Born and raised in a rural village in Jiangxi, Cheng Dong, the Founder and CEO of BangEr, saw with his own eyes the lack of healthcare provision in his village. After training as an orthopedic doctor, he knew he wanted to make a difference.
The story of BangEr started in 2001 in Taizhou, a third-tier city in Zhejiang province. Manufacturing was the key economic activity with most people making their living in factories. This meant many accidents, particularly finger amputations. Dong knew he could help. After working in a local hospital for several years, he saw an opportunity to acquire a small hospital. For re-plantation finger surgeries, the first six hours are crucial. Dong worked long hours in the operating theatre to reattach fingers for workers who would otherwise have had to spend hours traveling to Hangzhou. With Dong’s intervention, patients were able to save their fingers and return to normal life.

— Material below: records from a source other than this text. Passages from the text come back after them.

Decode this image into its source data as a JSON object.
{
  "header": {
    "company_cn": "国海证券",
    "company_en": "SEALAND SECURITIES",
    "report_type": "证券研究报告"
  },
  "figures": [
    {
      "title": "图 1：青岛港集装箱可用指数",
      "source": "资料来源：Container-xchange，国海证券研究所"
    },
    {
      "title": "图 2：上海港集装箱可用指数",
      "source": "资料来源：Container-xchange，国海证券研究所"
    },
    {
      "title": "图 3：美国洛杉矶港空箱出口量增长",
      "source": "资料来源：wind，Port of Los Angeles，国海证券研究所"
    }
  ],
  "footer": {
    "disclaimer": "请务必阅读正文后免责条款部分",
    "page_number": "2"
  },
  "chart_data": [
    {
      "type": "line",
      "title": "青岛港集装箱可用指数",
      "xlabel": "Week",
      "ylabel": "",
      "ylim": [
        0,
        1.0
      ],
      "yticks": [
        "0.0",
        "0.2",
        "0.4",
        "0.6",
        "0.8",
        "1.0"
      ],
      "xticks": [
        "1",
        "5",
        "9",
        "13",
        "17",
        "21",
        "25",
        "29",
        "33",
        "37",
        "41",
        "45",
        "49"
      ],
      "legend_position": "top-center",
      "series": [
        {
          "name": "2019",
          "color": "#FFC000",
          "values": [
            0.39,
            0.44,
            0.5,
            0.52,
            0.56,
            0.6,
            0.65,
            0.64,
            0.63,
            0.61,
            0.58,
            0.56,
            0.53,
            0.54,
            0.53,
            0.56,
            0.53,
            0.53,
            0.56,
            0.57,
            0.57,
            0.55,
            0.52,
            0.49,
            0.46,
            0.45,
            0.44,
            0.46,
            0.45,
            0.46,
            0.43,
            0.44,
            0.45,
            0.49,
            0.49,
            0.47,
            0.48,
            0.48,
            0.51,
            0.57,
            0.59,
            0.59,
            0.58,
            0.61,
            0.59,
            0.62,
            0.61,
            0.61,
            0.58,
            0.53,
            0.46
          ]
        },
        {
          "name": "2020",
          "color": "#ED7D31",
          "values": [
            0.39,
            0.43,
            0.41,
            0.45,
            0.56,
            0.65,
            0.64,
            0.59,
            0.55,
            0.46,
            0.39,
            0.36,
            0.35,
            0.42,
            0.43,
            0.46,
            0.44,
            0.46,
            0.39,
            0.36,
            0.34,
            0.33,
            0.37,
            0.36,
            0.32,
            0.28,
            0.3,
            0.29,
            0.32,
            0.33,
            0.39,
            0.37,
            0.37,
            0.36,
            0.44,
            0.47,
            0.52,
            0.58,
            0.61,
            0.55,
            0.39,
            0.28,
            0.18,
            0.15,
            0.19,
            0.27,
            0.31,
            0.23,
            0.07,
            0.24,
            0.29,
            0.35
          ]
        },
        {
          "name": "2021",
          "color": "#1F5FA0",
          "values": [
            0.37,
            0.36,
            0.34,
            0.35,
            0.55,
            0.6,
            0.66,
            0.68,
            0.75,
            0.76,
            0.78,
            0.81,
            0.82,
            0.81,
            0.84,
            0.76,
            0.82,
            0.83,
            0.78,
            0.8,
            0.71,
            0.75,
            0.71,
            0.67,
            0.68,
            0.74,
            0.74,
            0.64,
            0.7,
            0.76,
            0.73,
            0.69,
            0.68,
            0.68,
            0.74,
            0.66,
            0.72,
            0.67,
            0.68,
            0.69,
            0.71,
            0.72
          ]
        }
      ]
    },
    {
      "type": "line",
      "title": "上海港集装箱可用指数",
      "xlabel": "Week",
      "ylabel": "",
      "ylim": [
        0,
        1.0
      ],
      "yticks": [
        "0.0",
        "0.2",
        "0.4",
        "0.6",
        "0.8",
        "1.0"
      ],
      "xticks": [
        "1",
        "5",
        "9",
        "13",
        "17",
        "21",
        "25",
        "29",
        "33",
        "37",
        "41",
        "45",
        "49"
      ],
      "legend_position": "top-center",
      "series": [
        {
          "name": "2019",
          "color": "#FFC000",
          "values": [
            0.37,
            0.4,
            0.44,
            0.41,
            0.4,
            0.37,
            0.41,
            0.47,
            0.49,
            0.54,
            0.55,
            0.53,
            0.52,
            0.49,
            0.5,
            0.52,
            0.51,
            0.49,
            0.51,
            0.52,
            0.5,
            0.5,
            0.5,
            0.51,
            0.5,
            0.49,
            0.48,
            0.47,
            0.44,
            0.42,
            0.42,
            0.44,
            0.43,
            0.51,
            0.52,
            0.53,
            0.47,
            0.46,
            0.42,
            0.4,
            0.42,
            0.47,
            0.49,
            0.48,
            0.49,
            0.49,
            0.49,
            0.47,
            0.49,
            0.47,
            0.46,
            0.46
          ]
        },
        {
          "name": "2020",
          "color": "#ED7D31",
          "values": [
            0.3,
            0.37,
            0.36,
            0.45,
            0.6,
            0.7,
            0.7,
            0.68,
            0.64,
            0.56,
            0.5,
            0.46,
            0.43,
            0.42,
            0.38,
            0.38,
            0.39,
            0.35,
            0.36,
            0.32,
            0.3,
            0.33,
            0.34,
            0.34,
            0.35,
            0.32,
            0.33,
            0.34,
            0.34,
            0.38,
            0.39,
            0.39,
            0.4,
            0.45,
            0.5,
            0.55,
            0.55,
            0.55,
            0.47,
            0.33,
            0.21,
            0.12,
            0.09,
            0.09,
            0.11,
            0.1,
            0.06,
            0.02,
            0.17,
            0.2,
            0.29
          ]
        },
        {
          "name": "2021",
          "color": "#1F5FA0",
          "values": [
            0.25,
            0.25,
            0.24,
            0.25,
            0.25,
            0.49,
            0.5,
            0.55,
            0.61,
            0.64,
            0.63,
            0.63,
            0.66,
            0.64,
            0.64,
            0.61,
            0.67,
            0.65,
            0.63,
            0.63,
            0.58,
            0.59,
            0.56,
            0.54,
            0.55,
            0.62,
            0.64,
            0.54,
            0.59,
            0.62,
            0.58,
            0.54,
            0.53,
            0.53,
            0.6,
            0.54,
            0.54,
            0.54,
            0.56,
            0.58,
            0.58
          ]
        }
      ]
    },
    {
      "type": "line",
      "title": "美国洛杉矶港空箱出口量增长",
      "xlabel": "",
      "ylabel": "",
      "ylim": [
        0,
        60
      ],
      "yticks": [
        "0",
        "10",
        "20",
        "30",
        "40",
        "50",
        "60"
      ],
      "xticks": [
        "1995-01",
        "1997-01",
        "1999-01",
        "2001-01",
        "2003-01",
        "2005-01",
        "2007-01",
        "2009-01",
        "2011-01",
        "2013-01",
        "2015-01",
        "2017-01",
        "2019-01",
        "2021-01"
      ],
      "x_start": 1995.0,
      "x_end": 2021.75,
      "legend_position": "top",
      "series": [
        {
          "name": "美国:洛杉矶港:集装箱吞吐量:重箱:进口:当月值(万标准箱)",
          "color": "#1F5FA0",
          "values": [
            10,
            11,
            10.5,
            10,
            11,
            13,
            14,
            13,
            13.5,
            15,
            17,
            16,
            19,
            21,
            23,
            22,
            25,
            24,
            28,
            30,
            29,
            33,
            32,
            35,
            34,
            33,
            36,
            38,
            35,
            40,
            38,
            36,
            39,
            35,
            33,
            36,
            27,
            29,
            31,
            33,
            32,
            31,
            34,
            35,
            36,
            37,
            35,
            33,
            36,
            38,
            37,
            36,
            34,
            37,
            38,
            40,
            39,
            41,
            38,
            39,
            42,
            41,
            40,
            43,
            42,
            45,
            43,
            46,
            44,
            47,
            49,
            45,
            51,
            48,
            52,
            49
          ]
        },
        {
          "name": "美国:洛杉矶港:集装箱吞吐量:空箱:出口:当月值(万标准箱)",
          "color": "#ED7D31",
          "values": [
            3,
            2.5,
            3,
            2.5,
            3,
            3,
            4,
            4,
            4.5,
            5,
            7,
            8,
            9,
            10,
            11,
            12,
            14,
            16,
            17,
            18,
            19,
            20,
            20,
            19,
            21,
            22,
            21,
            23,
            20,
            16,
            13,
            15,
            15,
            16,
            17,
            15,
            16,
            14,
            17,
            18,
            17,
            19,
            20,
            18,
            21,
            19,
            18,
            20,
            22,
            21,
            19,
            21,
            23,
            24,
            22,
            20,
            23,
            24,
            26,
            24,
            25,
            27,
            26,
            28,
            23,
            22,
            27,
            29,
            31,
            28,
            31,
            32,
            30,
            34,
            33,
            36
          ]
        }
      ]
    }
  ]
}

The hospital quickly built its reputation in Taizhou, and this encouraged Dong to take over a second hospital in Huzhou in 2003. By 2014, five hospitals were operating under the name of BangEr Orthopedic. To realise his goal of building the most reputable orthopedic hospital chain in China, Dong needed a partner who shared his vision. Huang Bei, a Vice President in the Eight Roads healthcare investment team, was intrigued by the business for its prospect as well as the social impact it created. Eight Roads invested and later Huang Bei joined BangEr full-time as its Chief Operating Officer.
The success of BangEr Orthopedic is rooted in its intention to do good. As of today, BangEr has treated over a million patients. It has more than 3,000 staff in 14 hospitals with 4,000 beds, performing more than 20,000 surgeries annually. With over 2,000 towns in China, BangEr has enormous potential for future growth.
Affordable medical care
For grassroot hospitals to be successful, affordability is key. Over the past decade, multiple policies were introduced to encourage the development of a private medical sector in China to supplement the public system. BangEr is well-placed to take care of the underserved mass market and was among the first batch of private hospital operators able to access Basic Medical Insurance (BMI), meaning patients have part of their medical expenses covered by the government-run insurance medical plan.
BangEr has brought down medical costs further by optimising the operational efficiency of its hospitals. It carefully manages the use of medicine and equipment in each case to reduce waste. BangEr also offers charity programmes to those who cannot afford treatment.
Quality control while scaling up
Scaling up is a big challenge for many entrepreneurs and even more so for hospital operators. Market and patient profiles are unique in different cities. Transplanting a successful operation model to a new city requires high levels of localisation. BangEr pulled through by setting up unified standards and procedures for all of its hospitals and bringing everyone up to speed with extensive training programmes.
In China, most physicians work in the public system, which has a distinctive culture and practice. It can take time for them to adapt to the model of a private-run operation. In response, BangEr strengthened its internal training initiatives, introducing seminars and workshops in different departments, and sending physicians from BangEr to other hospitals for learning and exchange programmes. In 2015, it founded a strategic partnership with Genesis Rehab Service from the US. On top of jointly developing rehabilitation centers across its hospital platform, new training modules have also been put in place. At its hospital in Yuhang, a suburb of Hangzhou, 90% of doctors have been developed through internal training.